Both the Climate Change Authority advice, and the federal government report, make it clear that Australia has the technologies to achieve significant emissions reductions, challenges remain in the rollout.
“By shifting from coal to renewables, scaling renewable supply, and improving performance of our networks and how we use electricity, Australia can decarbonise the sector and service new demand,” the government report says.
“Whilst there is a clear technological pathway for the decarbonisation of electricity supply, challenges remain in rolling out the required generation and network infrastructure.
“It will be critical to manage electricity system security – the system’s capability to withstand and recover from disturbances and contingencies – as Australia’s energy transformation gathers pace and synchronous power plants like coal exit the system.
Climate Change Authority chair Matt Kean, asked on the latest episode of Renew Economy’s Energy Insiders podcast what caused a lowering of the target range from the 65-75 per cent originally canvassed, and if the slow roll out of renewables was a cause of that, said:
“These are challenges to be overcome, but I’ve got every confidence we can do that.
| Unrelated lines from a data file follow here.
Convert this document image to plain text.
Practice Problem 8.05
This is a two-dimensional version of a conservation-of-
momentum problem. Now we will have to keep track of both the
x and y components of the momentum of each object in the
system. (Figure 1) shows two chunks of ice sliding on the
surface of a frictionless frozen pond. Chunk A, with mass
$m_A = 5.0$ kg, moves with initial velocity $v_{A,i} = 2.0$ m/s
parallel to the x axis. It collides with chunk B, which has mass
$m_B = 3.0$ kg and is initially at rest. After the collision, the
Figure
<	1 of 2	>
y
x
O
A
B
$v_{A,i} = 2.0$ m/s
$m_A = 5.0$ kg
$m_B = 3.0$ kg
We’ve got a lot of the policy architecture in place to be able to speed things up.
“This is really hard. Think about … the rollout of renewable energy, we’ve seen supply chain constraints, we’ve seen labor shortages, we’ve seen social license issues and generally frustration through the planning process in getting a lot of these projects approved.”
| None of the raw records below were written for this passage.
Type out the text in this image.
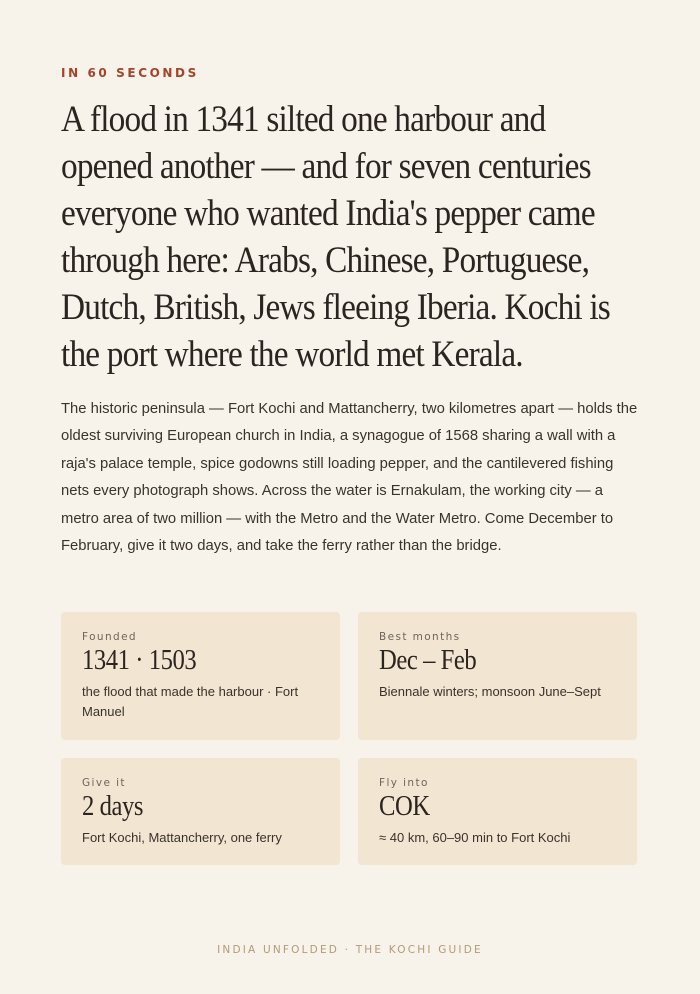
IN 60 SECONDS
A flood in 1341 silted one harbour and opened another — and for seven centuries everyone who wanted India's pepper came through here: Arabs, Chinese, Portuguese, Dutch, British, Jews fleeing Iberia. Kochi is the port where the world met Kerala.

The historic peninsula — Fort Kochi and Mattancherry, two kilometres apart — holds the oldest surviving European church in India, a synagogue of 1568 sharing a wall with a raja's palace temple, spice godowns still loading pepper, and the cantilevered fishing nets every photograph shows. Across the water is Ernakulam, the working city — a metro area of two million — with the Metro and the Water Metro. Come December to February, give it two days, and take the ferry rather than the bridge.

Founded
1341 · 1503
the flood that made the harbour · Fort Manuel
Best months
Dec – Feb
Biennale winters; monsoon June–Sept
Give it
2 days
Fort Kochi, Mattancherry, one ferry
Fly into
COK
≈ 40 km, 60–90 min to Fort Kochi
INDIA UNFOLDED · THE KOCHI GUIDE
The net zero plan suggests that – like the Australian Energy Market Operator’s Integrated System Plan, Australia’s coal fired power plants will be closed down in the mid-2030s – assuming of course that enough new bulk wind and solar can be built in time.
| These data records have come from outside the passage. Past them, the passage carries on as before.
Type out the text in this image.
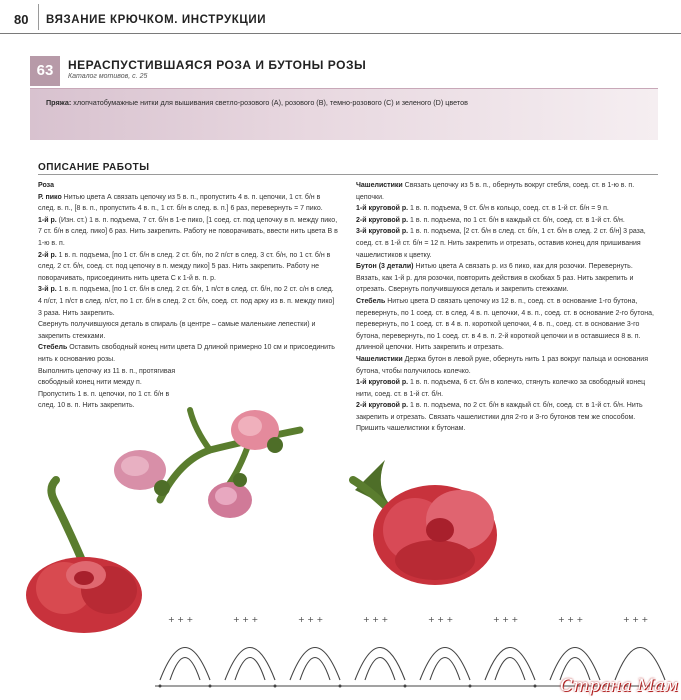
80 ВЯЗАНИЕ КРЮЧКОМ. ИНСТРУКЦИИ
63	НЕРАСПУСТИВШАЯСЯ РОЗА И БУТОНЫ РОЗЫ
Каталог мотивов, с. 25
Пряжа: хлопчатобумажные нитки для вышивания светло-розового (А), розового (В), темно-розового (С) и зеленого (D) цветов
ОПИСАНИЕ РАБОТЫ

Роза

Р. пико Нитью цвета А связать цепочку из 5 в. п., пропустить 4 в. п. цепочки, 1 ст. б/н в след. в. п., [8 в. п., пропустить 4 в. п., 1 ст. б/н в след. в. п.] 6 раз, перевернуть = 7 пико.

1-й р. (Изн. ст.) 1 в. п. подъема, 7 ст. б/н в 1-е пико, [1 соед. ст. под цепочку в п. между пико, 7 ст. б/н в след. пико] 6 раз. Нить закрепить. Работу не поворачивать, ввести нить цвета В в 1-ю в. п.

2-й р. 1 в. п. подъема, [по 1 ст. б/н в след. 2 ст. б/н, по 2 п/ст в след. 3 ст. б/н, по 1 ст. б/н в след. 2 ст. б/н, соед. ст. под цепочку в п. между пико] 5 раз. Нить закрепить. Работу не поворачивать, присоединить нить цвета С к 1-й в. п. р.

3-й р. 1 в. п. подъема, [по 1 ст. б/н в след. 2 ст. б/н, 1 п/ст в след. ст. б/н, по 2 ст. с/н в след. 4 п/ст, 1 п/ст в след. п/ст, по 1 ст. б/н в след. 2 ст. б/н, соед. ст. под арку из в. п. между пико] 3 раза. Нить закрепить.

Свернуть получившуюся деталь в спираль (в центре – самые маленькие лепестки) и закрепить стежками.

Стебель Оставить свободный конец нити цвета D длиной примерно 10 см и присоединить нить к основанию розы.

Выполнить цепочку из 11 в. п., протягивая свободный конец нити между п.

Пропустить 1 в. п. цепочки, по 1 ст. б/н в след. 10 в. п. Нить закрепить.

Чашелистики Связать цепочку из 5 в. п., обернуть вокруг стебля, соед. ст. в 1-ю в. п. цепочки.

1-й круговой р. 1 в. п. подъема, 9 ст. б/н в кольцо, соед. ст. в 1-й ст. б/н = 9 п.

2-й круговой р. 1 в. п. подъема, по 1 ст. б/н в каждый ст. б/н, соед. ст. в 1-й ст. б/н.

3-й круговой р. 1 в. п. подъема, [2 ст. б/н в след. ст. б/н, 1 ст. б/н в след. 2 ст. б/н] 3 раза, соед. ст. в 1-й ст. б/н = 12 п. Нить закрепить и отрезать, оставив конец для пришивания чашелистиков к цветку.

Бутон (3 детали) Нитью цвета А связать р. из 6 пико, как для розочки. Перевернуть. Вязать, как 1-й р. для розочки, повторить действия в скобках 5 раз. Нить закрепить и отрезать. Свернуть получившуюся деталь и закрепить стежками.

Стебель Нитью цвета D связать цепочку из 12 в. п., соед. ст. в основание 1-го бутона, перевернуть, по 1 соед. ст. в след. 4 в. п. цепочки, 4 в. п., соед. ст. в основание 2-го бутона, перевернуть, по 1 соед. ст. в 4 в. п. короткой цепочки, 4 в. п., соед. ст. в основание 3-го бутона, перевернуть, по 1 соед. ст. в 4 в. п. 2-й короткой цепочки и в оставшиеся 8 в. п. длинной цепочки. Нить закрепить и отрезать.

Чашелистики Держа бутон в левой руке, обернуть нить 1 раз вокруг пальца и основания бутона, чтобы получилось колечко.

1-й круговой р. 1 в. п. подъема, 6 ст. б/н в колечко, стянуть колечко за свободный конец нити, соед. ст. в 1-й ст. б/н.

2-й круговой р. 1 в. п. подъема, по 2 ст. б/н в каждый ст. б/н, соед. ст. в 1-й ст. б/н. Нить закрепить и отрезать. Связать чашелистики для 2-го и 3-го бутонов тем же способом. Пришить чашелистики к бутонам.

+ + +	+ + +	+ + +	+ + +	+ + +	+ + +	+ + +	+ + +
Страна Мам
It says long-duration energy storage technologies like batteries and pumped-hydro can also be used to manage predictable, daily and seasonal fluctuations in generation.
However, when these technologies are depleted during periods of low solar and wind generation, it says peaking gas generators offer the cheapest insurance against periods of extended low generation.
But it expects gas to account for just 3 per cent of total generation in 2050, meaning that renewables, back by storage, will be delivering the other 97 per cent.

And this is despite a more than doubling in electricity demand as a result of electrification and new emerging industries such as data centres.
“Energy efficiency improvements can partly offset the impact of demand growth, reducing the need for new generation capacity. The impact on operational demand – that is, the amount of electricity that needs to be supplied by utility-scale generators – is also offset by rooftop and other distributed solar generation.
The Clean Energy Council said the new emissions target and other measures would set the direction for the next chapter of Australia’s energy transformation.
“We’ve done this before, and we can do it again. Australia has more than doubled the renewables in our energy system in less than a decade, and there’s no reason we can’t go the rest of the way,” said interim CEO Brett Wickham.
“Every wind farm, every solar project, every big battery makes the next one easier. We’re hitting critical mass now, and momentum is on our side.”